With that context, a few words to the team:

This year, for students directly working on ARC-AGI-2/3 solving, I’d encourage you to take ownership and build a competition-ready working model as quickly as possible, then maintain and evolve it throughout the year — rapidly integrating modules that your labmates develop. This is a great way to sharpen your engineering skills through real competition experience. Becoming a great researcher requires many things, but I believe that research conducted by someone with proven engineering and competition ability is far more likely to be solid and error-free (NVARC is from Kaggle Grandmaster’s at NVIDIA, also The ARChitects at Lambda). And if you’re considering industry positions, this capability is essential.

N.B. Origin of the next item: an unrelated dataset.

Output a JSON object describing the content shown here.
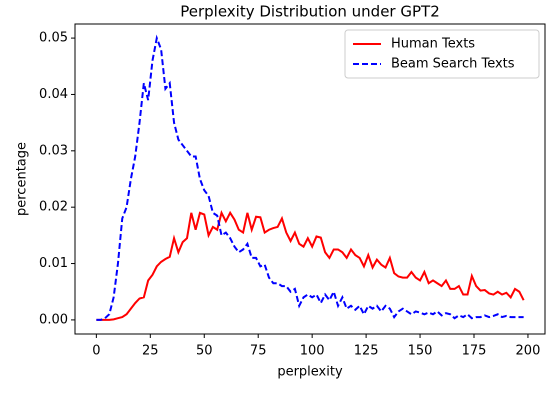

On top of the ARC-AGI competition itself, you’re all now aware that creative approaches like CompressARC and TRM have been gaining traction. Your novel module contributions can also be submitted for the Paper Award — and most Paper Award winners have been published at top-tier venues (ICLR, NeurIPS, etc.) and landed in job and PhD opportunities (e.g., NDEA, Tufa labs, MIT, …). So I’d love to see many of you aiming for algorithmic, ML, or learning-methodological contributions as well.

As for me, I plan to shed side projects as much as possible and focus my energy on methods directly applicable to the ARC-AGI (effcient/effective program synthesizer), as well as thinking about benchmarks and research directions beyond that (self-consciousness, etc).